Den »Kaiserbart« zu tragen war damals in Österreich-Ungarn durchaus in Mode, bei Herrn Achilles Farina kam noch hinzu, dass er Franz Joseph auch sonst zum Verwechseln ähnlich sah – und er selbst tat alles, um diese Ähnlichkeit zu unterstreichen. Vor allem durch das stolze Tragen seiner Uniform und durch seinen gepflegten Backenbart mit dem ausrasierten Kinn, der mit dem des Kaisers identisch war.

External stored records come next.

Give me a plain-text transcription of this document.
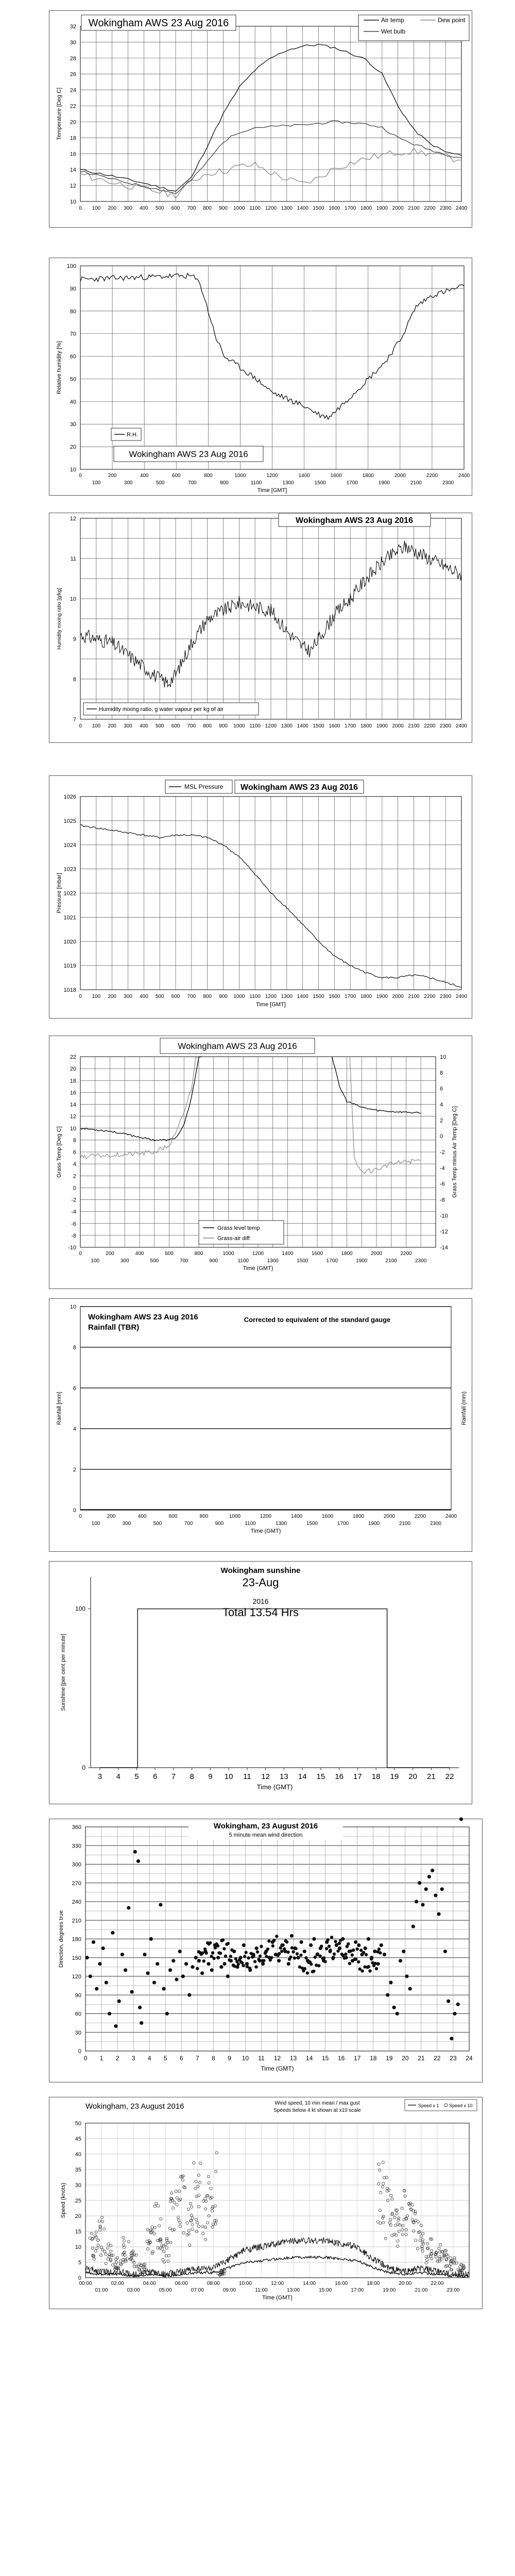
10
12
14
16
18
20
22
24
26
28
30
32
0 100 200 300 400 500 600 700 800 900 1000 1100 1200 1300 1400 1500 1600 1700 1800 1900 2000 2100 2200 2300 2400
Temperature [Deg C]
Wokingham AWS 23 Aug 2016	Air temp	Dew point
Wet bulb
10
20
30
40
50
60
70
80
90
100
0	200	400	600	800	1000	1200	1400	1600	1800	2000	2200	2400
100	300	500	700	900	1100	1300	1500	1700	1900	2100	2300
Time [GMT]
Relative humidity [%]
R.H.
Wokingham AWS 23 Aug 2016
7
8
9
10
11
12
0 100 200 300 400 500 600 700 800 900 1000 1100 1200 1300 1400 1500 1600 1700 1800 1900 2000 2100 2200 2300 2400
Humidity mixing ratio [g/kg]
Wokingham AWS 23 Aug 2016
Humidity mixing ratio, g water vapour per kg of air
1018
1019
1020
1021
1022
1023
1024
1025
1026
0 100 200 300 400 500 600 700 800 900 1000 1100 1200 1300 1400 1500 1600 1700 1800 1900 2000 2100 2200 2300 2400
Time [GMT]
Pressure [mbar]
MSL Pressure Wokingham AWS 23 Aug 2016
-10
-8
-6
-4
-2
0
2
4
6
8
10
12
14
16
18
20
22
-14
-12
-10
-8
-6
-4
-2
0
2
4
6
8
10
0	200	400	600	800	1000	1200	1400	1600	1800	2000	2200
100	300	500	700	900	1100	1300	1500	1700	1900	2100	2300
Time (GMT)
Grass Temp [Deg C]	Grass Temp minus Air Temp [Deg C]
Wokingham AWS 23 Aug 2016
Grass level temp
Grass-air diff
0
2
4
6
8
10
0	200	400	600	800	1000	1200	1400	1600	1800	2000	2200	2400
100	300	500	700	900	1100	1300	1500	1700	1900	2100	2300
Time (GMT)
Rainfall [mm]	Rainfall (mm)
Wokingham AWS 23 Aug 2016
Rainfall (TBR)
Corrected to equivalent of the standard gauge
0
100
3 4 5 6 7 8 9 10 11 12 13 14 15 16 17 18 19 20 21 22
Time (GMT)
Sunshine [per cent per minute]
Wokingham sunshine
23-Aug
2016
Total 13.54 Hrs
0
30
60
90
120
150
180
210
240
270
300
330
360
0 1 2 3 4 5 6 7 8 9 10 11 12 13 14 15 16 17 18 19 20 21 22 23 24
Time (GMT)
Direction, degrees true
Wokingham, 23 August 2016
5 minute mean wind direction
0
5
10
15
20
25
30
35
40
45
50
00:00	02:00	04:00	06:00	08:00	10:00	12:00	14:00	16:00	18:00	20:00	22:00
01:00	03:00	05:00	07:00	09:00	11:00	13:00	15:00	17:00	19:00	21:00	23:00
Time (GMT)
Speed (knots)
Wokingham, 23 August 2016	Wind speed, 10 min mean / max gust
Speeds below 4 kt shown at x10 scale
Speed x 1 Speed x 10
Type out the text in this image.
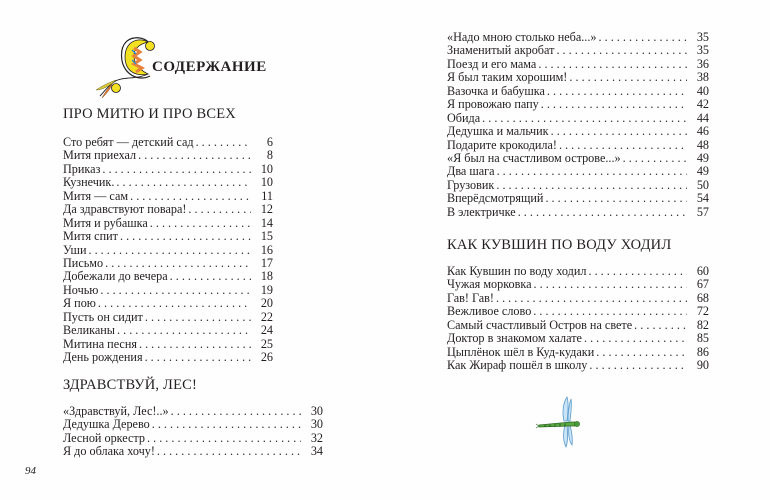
СОДЕРЖАНИЕ
ПРО МИТЮ И ПРО ВСЕХ
Сто ребят — детский сад . . .	6
Митя приехал . . .	8
Приказ . . .	10
Кузнечик. . . .	10
Митя — сам . . .	11
Да здравствуют повара! . . .	12
Митя и рубашка . . .	14
Митя спит . . .	15
Уши . . .	16
Письмо . . .	17
Добежали до вечера . . .	18
Ночью . . .	19
Я пою . . .	20
Пусть он сидит . . .	22
Великаны . . .	24
Митина песня . . .	25
День рождения . . .	26
ЗДРАВСТВУЙ, ЛЕС!
«Здравствуй, Лес!..» . . .	30
Дедушка Дерево . . .	30
Лесной оркестр . . .	32
Я до облака хочу! . . .	34
94
«Надо мною столько неба...» . . .	35
Знаменитый акробат . . .	35
Поезд и его мама . . .	36
Я был таким хорошим! . . .	38
Вазочка и бабушка . . .	40
Я провожаю папу . . .	42
Обида . . .	44
Дедушка и мальчик . . .	46
Подарите крокодила! . . .	48
«Я был на счастливом острове...» . . .	49
Два шага . . .	49
Грузовик . . .	50
Вперёдсмотрящий . . .	54
В электричке . . .	57
КАК КУВШИН ПО ВОДУ ХОДИЛ
Как Кувшин по воду ходил . . .	60
Чужая морковка . . .	67
Гав! Гав! . . .	68
Вежливое слово . . .	72
Самый счастливый Остров на свете . . .	82
Доктор в знакомом халате . . .	85
Цыплёнок шёл в Куд-кудаки . . .	86
Как Жираф пошёл в школу . . .	90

Der Doppelgänger und das Original: Achilles Farina (links) und Kaiser Franz Joseph
Der Mann mit dem schönen Namen Achilles Farina war gebürtiger Wiener mit italienischen Vorfahren. Geboren 1844, war er vierzehn Jahre jünger als der Kaiser und sein Leben lang immer irgendwie in dessen Nähe. 27 Jahre lang versah er in der k. k. Trabantenleibgarde seinen Dienst, um nach seiner Pensionierung als Amtsdiener in der Generalintendanz der Hoftheater weiterzuarbeiten und sich abends als Logenschließer im Burgtheater und in der Hofoper ein paar Kronen dazuzuverdienen. So war er zu seiner schmucken Billeteurs-Uniform gekommen, die der eines Angehörigen der k. k. Armee ähnelte.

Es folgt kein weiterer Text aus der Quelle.